A single trial does not tell you whether the design is well-calibrated. To estimate power and type I error, we run the design under each scenario using sim_trials(). The chunks below are not run when knitting (each takes a few minutes) but illustrate the workflow:

# Power: simulate under the alternative (true rate = 0.20)
out_power <- sim_trials(
  N_trials         = 1000,
  hazard_treatment = ht,
  hazard_control   = NULL,
  cutpoints        = 0,
  N_total          = 80,
  lambda           = 5,
  lambda_time      = 0,
  interim_look     = 50,
  end_of_study     = end_of_study,
  prior            = c(0.1, 0.1),
  block            = 2,
  rand_ratio       = c(1, 1),
  prop_loss        = 0.05,
  alternative      = "less",
  h0               = benchmark,
  Fn               = 0.05,
  Sn               = 0.95,
  prob_ha          = 0.95,
  N_impute         = 50,
  N_mcmc           = 2000,
  method           = "bayes")

# Type I error: simulate under the null (true rate = benchmark = 0.30)
ht_null <- prop_to_haz(probs = benchmark, endtime = end_of_study)
out_t1error <- sim_trials(
  N_trials         = 1000,
  hazard_treatment = ht_null,
  hazard_control   = NULL,
  cutpoints        = 0,
  N_total          = 80,
  lambda           = 5,
  lambda_time      = 0,
  interim_look     = 50,
  end_of_study     = end_of_study,
  prior            = c(0.1, 0.1),
  block            = 2,
  rand_ratio       = c(1, 1),
  prop_loss        = 0.05,
  alternative      = "less",
  h0               = benchmark,
  Fn               = 0.05,
  Sn               = 0.95,
  prob_ha          = 0.95,
  N_impute         = 50,
  N_mcmc           = 2000,
  method           = "bayes")

summarise_sims(list(out_power$sims, out_t1error$sims))

Calibration proceeds the same way as for two-arm designs: if the type I error under the null (where the true rate equals the benchmark) is above the desired level, raise prob_ha; if power is too low, increase N_total or relax the Fn/Sn thresholds.

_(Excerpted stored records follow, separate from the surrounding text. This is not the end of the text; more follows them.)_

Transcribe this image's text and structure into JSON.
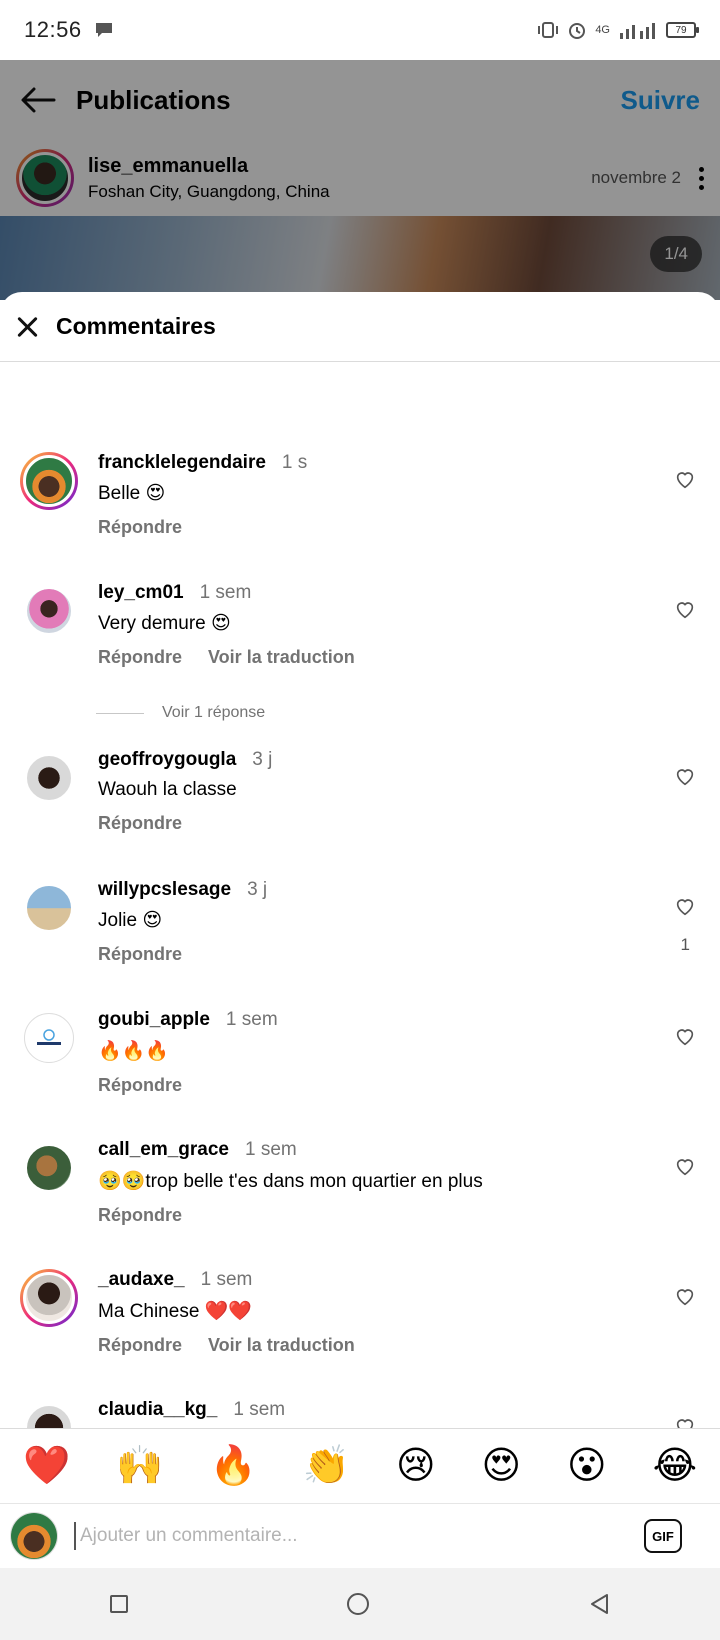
{
  "status_bar": {
    "time": "12:56",
    "battery": "79",
    "network": "4G"
  },
  "post": {
    "header_title": "Publications",
    "follow_label": "Suivre",
    "author_name": "lise_emmanuella",
    "author_location": "Foshan City, Guangdong, China",
    "date": "novembre 2",
    "page_indicator": "1/4"
  },
  "comments_sheet": {
    "title": "Commentaires",
    "reply_label": "Répondre",
    "translate_label": "Voir la traduction",
    "view_replies_label": "Voir 1 réponse",
    "comments": [
      {
        "user": "francklelegendaire",
        "time": "1 s",
        "text": "Belle 😍",
        "likes": "",
        "translate": false
      },
      {
        "user": "ley_cm01",
        "time": "1 sem",
        "text": "Very demure 😍",
        "likes": "",
        "translate": true
      },
      {
        "user": "geoffroygougla",
        "time": "3 j",
        "text": "Waouh la classe",
        "likes": "",
        "translate": false
      },
      {
        "user": "willypcslesage",
        "time": "3 j",
        "text": "Jolie 😍",
        "likes": "1",
        "translate": false
      },
      {
        "user": "goubi_apple",
        "time": "1 sem",
        "text": "🔥🔥🔥",
        "likes": "",
        "translate": false
      },
      {
        "user": "call_em_grace",
        "time": "1 sem",
        "text": "🥹🥹trop belle t'es dans mon quartier en plus",
        "likes": "",
        "translate": false
      },
      {
        "user": "_audaxe_",
        "time": "1 sem",
        "text": "Ma Chinese ❤️❤️",
        "likes": "",
        "translate": true
      },
      {
        "user": "claudia__kg_",
        "time": "1 sem",
        "text": "😍❤️",
        "likes": "",
        "translate": false
      }
    ]
  },
  "emoji_bar": [
    "❤️",
    "🙌",
    "🔥",
    "👏",
    "😢",
    "😍",
    "😮",
    "😂"
  ],
  "input": {
    "placeholder": "Ajouter un commentaire...",
    "gif_label": "GIF"
  },
  "colors": {
    "accent": "#1a9cf0",
    "muted": "#737373",
    "divider": "#dbdbdb"
  }
}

A practical caveat on benchmarks

The validity of a single-arm Goldilocks trial rests entirely on the benchmark h0 being a fair representation of the population the trial is enrolling. Drift in standard of care, differences in patient mix, and unmeasured confounding all bias the comparison in a way that randomisation would otherwise neutralise. A Bayesian framework can incorporate uncertainty about the benchmark itself – e.g. by replacing a fixed h0 with a prior distribution informed by historical data – but this is outside the scope of the simple h0 scalar that survival_adapt() exposes, and would require a custom analysis. When in doubt, simulating the design under several plausible values of the true rate (including ones near the benchmark) is a useful way to characterise its sensitivity.

See also

  • The “Example: Two-armed RCT” vignette covers the corresponding two-arm randomised design with a log-rank decision rule.
  • The “Bayesian decisions with piecewise-exponential hazards” vignette covers the same decision rule used here, but in a two-arm setting and with non-constant hazards. The piecewise machinery applies directly to single-arm trials too (just keep hazard_control = NULL and pass a per-interval hazard_treatment vector).
  • ?survival_adapt documents all arguments.